"You kiss my granddaughter—you?" he cried.

Harvey Grimm held out his finger. The old man suddenly stopped. He crossed the room towards his high-backed chair and sank back with a little sigh of relief.

"I am too old for excitement like this," he mumbled. "I am getting very old."

Rosa turned towards him.

"Mr. Levy is going to take me to a picture palace, grandfather," she announced. "Would you like me to call and ask Mr. Hyam to come across and sit with you?"

The old man shook his head.

"No, no!" he replied. "It would mean coffee for two and I have no money. You go to the cinema with Mr. Levy and enjoy yourself, my dear. These men have terrified me. I am old—too old. I shall go to Deucher's and get some coffee by myself. Come and get your supper," he cried through the open door to the boy. "I will come into the shop for a little time."

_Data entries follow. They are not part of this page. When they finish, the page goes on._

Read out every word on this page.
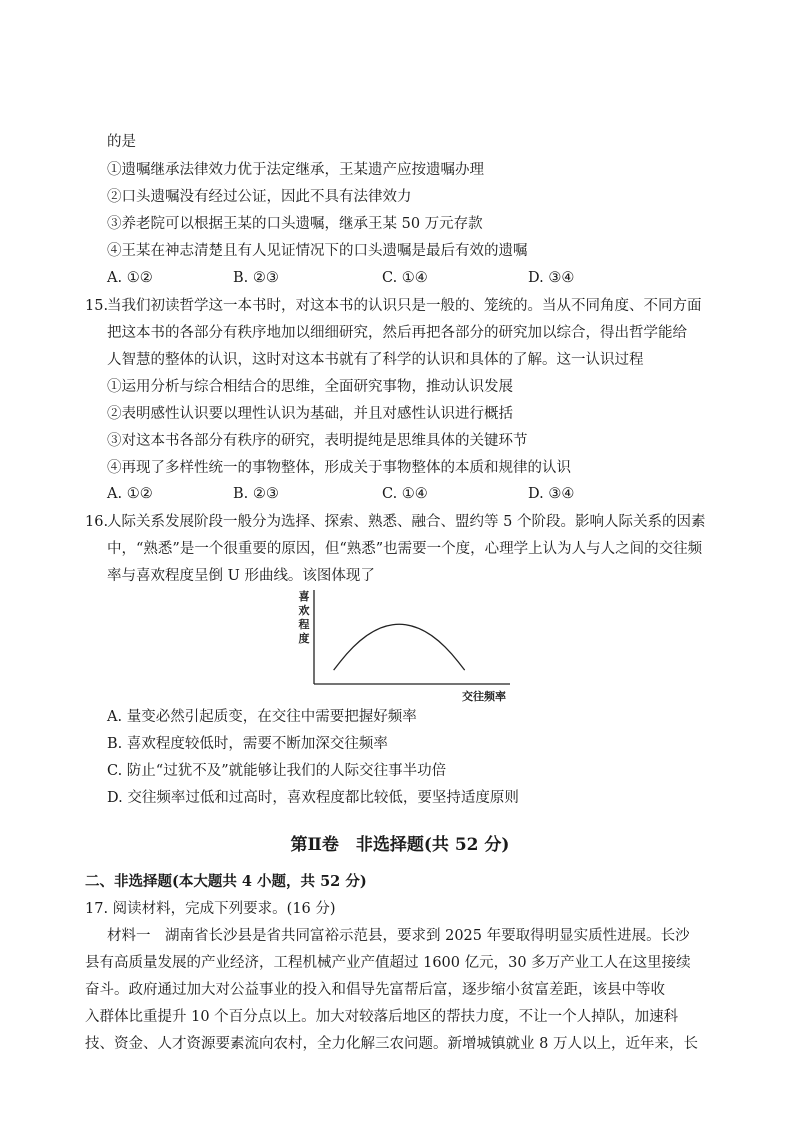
的是
①遗嘱继承法律效力优于法定继承，王某遗产应按遗嘱办理
②口头遗嘱没有经过公证，因此不具有法律效力
③养老院可以根据王某的口头遗嘱，继承王某 50 万元存款
④王某在神志清楚且有人见证情况下的口头遗嘱是最后有效的遗嘱
A. ①②	B. ②③	C. ①④	D. ③④
15.
当我们初读哲学这一本书时，对这本书的认识只是一般的、笼统的。当从不同角度、不同方面
把这本书的各部分有秩序地加以细细研究，然后再把各部分的研究加以综合，得出哲学能给
人智慧的整体的认识，这时对这本书就有了科学的认识和具体的了解。这一认识过程
①运用分析与综合相结合的思维，全面研究事物，推动认识发展
②表明感性认识要以理性认识为基础，并且对感性认识进行概括
③对这本书各部分有秩序的研究，表明提纯是思维具体的关键环节
④再现了多样性统一的事物整体，形成关于事物整体的本质和规律的认识
A. ①②	B. ②③	C. ①④	D. ③④
16.
人际关系发展阶段一般分为选择、探索、熟悉、融合、盟约等 5 个阶段。影响人际关系的因素
中，“熟悉”是一个很重要的原因，但“熟悉”也需要一个度，心理学上认为人与人之间的交往频
率与喜欢程度呈倒 U 形曲线。该图体现了
喜
欢
程
度
交往频率
A. 量变必然引起质变，在交往中需要把握好频率
B. 喜欢程度较低时，需要不断加深交往频率
C. 防止“过犹不及”就能够让我们的人际交往事半功倍
D. 交往频率过低和过高时，喜欢程度都比较低，要坚持适度原则
第Ⅱ卷　非选择题(共 52 分)
二、非选择题(本大题共 4 小题，共 52 分)
17. 阅读材料，完成下列要求。(16 分)
材料一　湖南省长沙县是省共同富裕示范县，要求到 2025 年要取得明显实质性进展。长沙
县有高质量发展的产业经济，工程机械产业产值超过 1600 亿元，30 多万产业工人在这里接续
奋斗。政府通过加大对公益事业的投入和倡导先富帮后富，逐步缩小贫富差距，该县中等收
入群体比重提升 10 个百分点以上。加大对较落后地区的帮扶力度，不让一个人掉队，加速科
技、资金、人才资源要素流向农村，全力化解三农问题。新增城镇就业 8 万人以上，近年来，长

The boy came reluctantly from behind the counter and pushed past his cousin and her escort into the sitting-room. Rosa turned back to speak to him for a minute and Harvey Grimm was alone in the shop. He stretched out his hand towards the tray of gewgaws, and a little shower of its contents slipped into his overcoat pocket. Presently Rosa reappeared, drawing on her gloves.

"We go now," she declared. "Walk slowly out of the shop. I like Mr. Hyam to see us, from opposite. He is always bothering me to go out with him. I like you best. There! This way."

They made a very deliberate progress along the crowded street until they reached the cinema palace. Harvey Grimm paid for sixpenny seats, and sat arm in arm with Rosa in an atmosphere which seemed to reek of fried fish, rank tobacco smoke and cheap scent. His left hand held her purposely ungloved fingers inside her muff. His right hand toyed with forty thousand pounds' worth of diamonds thrust into common settings which sometimes pricked his fingers. When the performance was over they left, still arm in arm.